In 1981 following persuasion from Jimmy Sirrel (general manager) and Howard Wilkinson (Head Coach) of Notts County, Daws signed schoolboy forms for the Nottingham club. Sirrell had known of Daws from when he was the manager of Sheffield United in 1977, having watched him play for the Sheffield Boys team at United's training ground. Daws went on to play for Notts County's Youth (U18) team as a 15- and 16-year-old.

===Notts County===
Daws signed a two-year apprenticeship with Notts County upon leaving school in 1983. He made his reserve-team debut for County whilst still at school and went on to make his first-team debut whilst still an apprentice, aged 18. That first League appearance was on 9 March 1985 in a 1–2 loss at Birmingham City in the old Second Division. The following week Daws opened his goalscoring account in the second minute of a 4–1 away success against Cardiff City. He made seven appearances (6 + 1sub) that season, scoring one goal. The following season Daws made just the one substitute appearance. He was released at the end of the 1985–86 season following Notts County's relegation to the old Third Division.

===Sheffield United===
Daws moved to Second Division club Sheffield United on a free transfer for the 1986–87 season. He made his debut for his hometown club on 8 November 1986, scoring both goals in a 2–0 win at Blackburn Rovers for Billy McEwan's Blades team. Daws made eleven appearances for the club that season, scoring three goals. His contract was for only one year, and it was not renewed at the end of the season. Once again Daws was on the free-transfer list.

===Scunthorpe United===
The 1987–88 season saw Daws playing for Scunthorpe United in the Fourth Division. Daws made the short journey to North Lincolnshire to sign for new manager Mick Buxton in the summer of 1987. He made his debut for The Iron in the opening game of the season, a 3–0 home league win over Tranmere Rovers on 15 August 1987. It was during his time at Scunthorpe that he incurred the back injury that was to bring his playing career to a relatively early end.

===Later career===
On leaving Scunthorpe Daws moved to Grimsby Town, then Lincoln City, Halifax Town, Scarborough and Altrincham before his back problems forced him to retire from playing at a relatively early age.

==Coaching career==
After retiring he took up coaching positions at Sheffield United as part-time youth development officer (1996–2000), then assistant academy and U19 coach (2001–2004) before becoming under-nine to under-18 youth development officer at Sheffield Wednesday (2004–05).
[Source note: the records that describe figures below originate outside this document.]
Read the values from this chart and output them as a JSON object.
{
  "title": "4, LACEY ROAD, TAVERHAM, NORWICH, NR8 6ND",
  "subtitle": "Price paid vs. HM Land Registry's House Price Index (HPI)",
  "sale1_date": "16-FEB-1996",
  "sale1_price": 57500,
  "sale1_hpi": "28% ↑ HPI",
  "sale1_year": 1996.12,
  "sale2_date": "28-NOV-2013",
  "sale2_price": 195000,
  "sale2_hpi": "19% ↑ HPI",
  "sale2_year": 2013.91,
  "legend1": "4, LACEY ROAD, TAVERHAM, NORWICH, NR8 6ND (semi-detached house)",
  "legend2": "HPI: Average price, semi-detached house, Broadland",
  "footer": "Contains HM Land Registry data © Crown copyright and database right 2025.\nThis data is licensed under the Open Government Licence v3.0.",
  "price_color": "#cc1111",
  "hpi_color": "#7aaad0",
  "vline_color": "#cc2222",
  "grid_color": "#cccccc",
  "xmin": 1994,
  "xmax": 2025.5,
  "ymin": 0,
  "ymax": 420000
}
He has been the academy manager at Scunthorpe United since 2005, and was appointed caretaker manager on 16 March 2011, following the sacking of manager Ian Baraclough, managing one game, a defeat at Ipswich Town on 19 March, before the appointment of Alan Knill on 31 March 2011. Following the sacking of Keith Hill, Daws was appointed interim manager of the financially troubled club (which was now in the National League) for a second time in September 2022, overseeing a six-game unbeaten run in the league at the start of his tenure, but by mid November, following a home defeat to fellow strugglers Maidstone United, Scunthorpe were 22nd, third from bottom of the National League. On 28 November 2022, Daws stepped down to return to his role as academy manager; the first team had won just twice during his tenure and were in 23rd position, six points from safety, with only goal difference preventing them from being bottom of the league. In April 2023, new club owner David Hilton announced that, to save costs, the club would be closing its academy.